Nick Cave et Warren Ellis (associés sur les albums du chanteur australien) ont commencé au cinéma avec John Hillcoat (Ghosts... of the Civil Dead en 1988, puis en compétition à Cannes avec Des hommes sans loi en 2013) alors que le violoniste s’est émancipé avec le succès que l’on connaît pour Mustang (Quinzaine des réalisateurs, et le César à la clé). On le retrouve d’ailleurs cette année à Un Certain Regard avec Wind River de Taylor Sheridan.

Jonny Greenwood, guitariste et membre actif du groupe de rock Radiohead, s’est fait connaître au cinéma avec Paul Thomas Anderson (There Will Be Blood en 2007), mais c’est pour Lynne Ramsay qu’il est venu à Cannes (We Need To Talk About Kevin en 2011).

Tout en étant un compositeur au sens large, et parfois musicien de scène comme nous venons de le voir, tout musicien n’est pas capable pour autant de devenir un compositeur pour le cinéma. Ce travail de musique à l’image implique des considérations et des compétences qui ne sont pas exclusivement liées à la composition elle-même, mais aussi à la compréhension du film, aux enjeux du récit... les compositeurs qui se consacrent exclusivement à cette activité peuvent ainsi par expérience et savoir-faire apporter leur compétence à un réalisateur pour le soutien du film.
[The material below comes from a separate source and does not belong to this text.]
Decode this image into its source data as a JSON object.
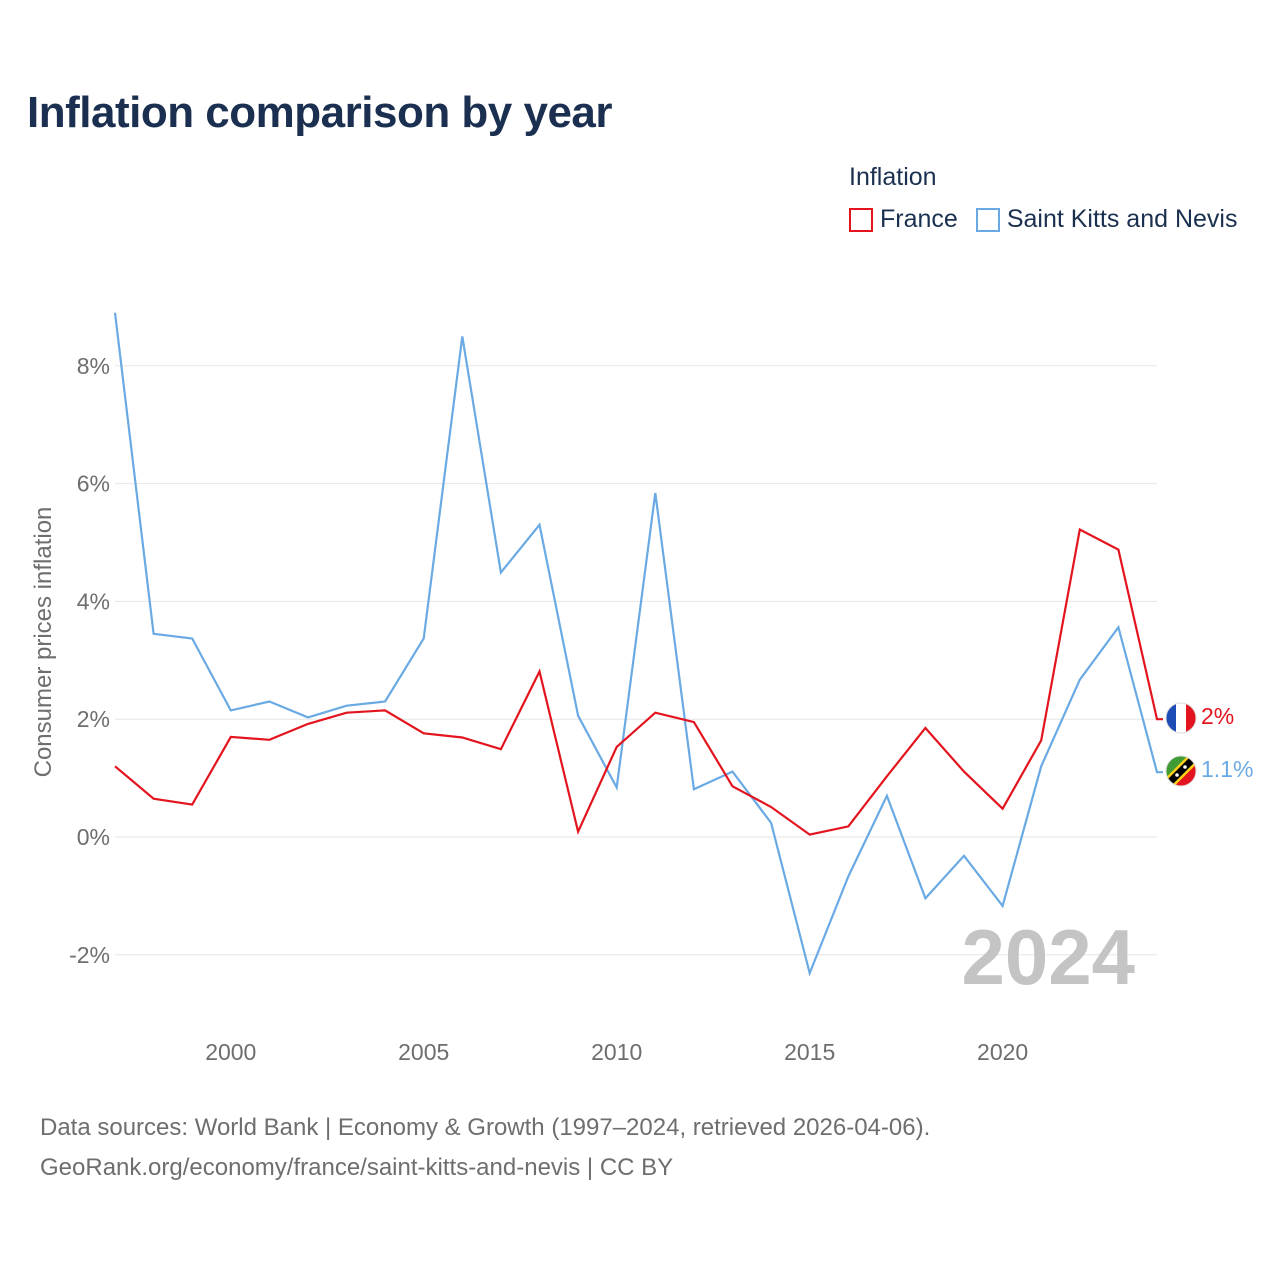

Philippe Sarde (en compétition cette année pour la 21e fois avec Rodin de Jacques Doillon) se définit d’ailleurs comme un scénariste musical. Il est plus dans la considération du film que dans la musique elle-même, allant même jusqu’à proposer des modifications de montage au cinéaste. Bien souvent il s’agit pour le réalisateur ou producteur d’un choix de raison et un gage de confiance que de faire appel à un artiste qui connaît le cinéma. Ces compositeurs sont aussi caméléons, n’ont pas de style propre et défini (même si une identité et des éléments de personnalité peuvent se dégager). Pour les besoins d’un film, ils pourront alors convoquer un orchestre, un instrument soliste, une valse, un tango, du jazz, ou des sonorités plus électroniques.

Malgré les qualités requises pour écrire sur-mesure la musique d’un film, certains cinéastes invitent des musiciens issus du concert. Ils le font pour leur style propre, parce qu’ils ont aimé leur musique à l’écoute de leurs albums. Ils ne leur demanderont pas de faire autre chose, de sortir de leur territoire. Il s’agit donc ici de créer une confrontation entre deux univers plutôt que de provoquer une véritable collaboration.

C’est ce que fait Jim Jarmusch, lui-même par ailleurs musicien, lorsqu’il invite Neil Young à improviser avec sa guitare face aux images de Dead Man (en compétition, Cannes 1995). Hormis le rock, avec dernièrement Sqürl sur Paterson (Cannes 2016) et Only Lovers Left Alive (Cannes 2013), le cinéaste a pu explorer d’autres genres, tel que le rap avec RZA sur Ghost Dog (Cannes 1999) et le jazz à ses débuts par sa collaboration avec le saxophoniste John Lurie (à Cannes avec Down by Law en 1986 et Mystery Train en 1989).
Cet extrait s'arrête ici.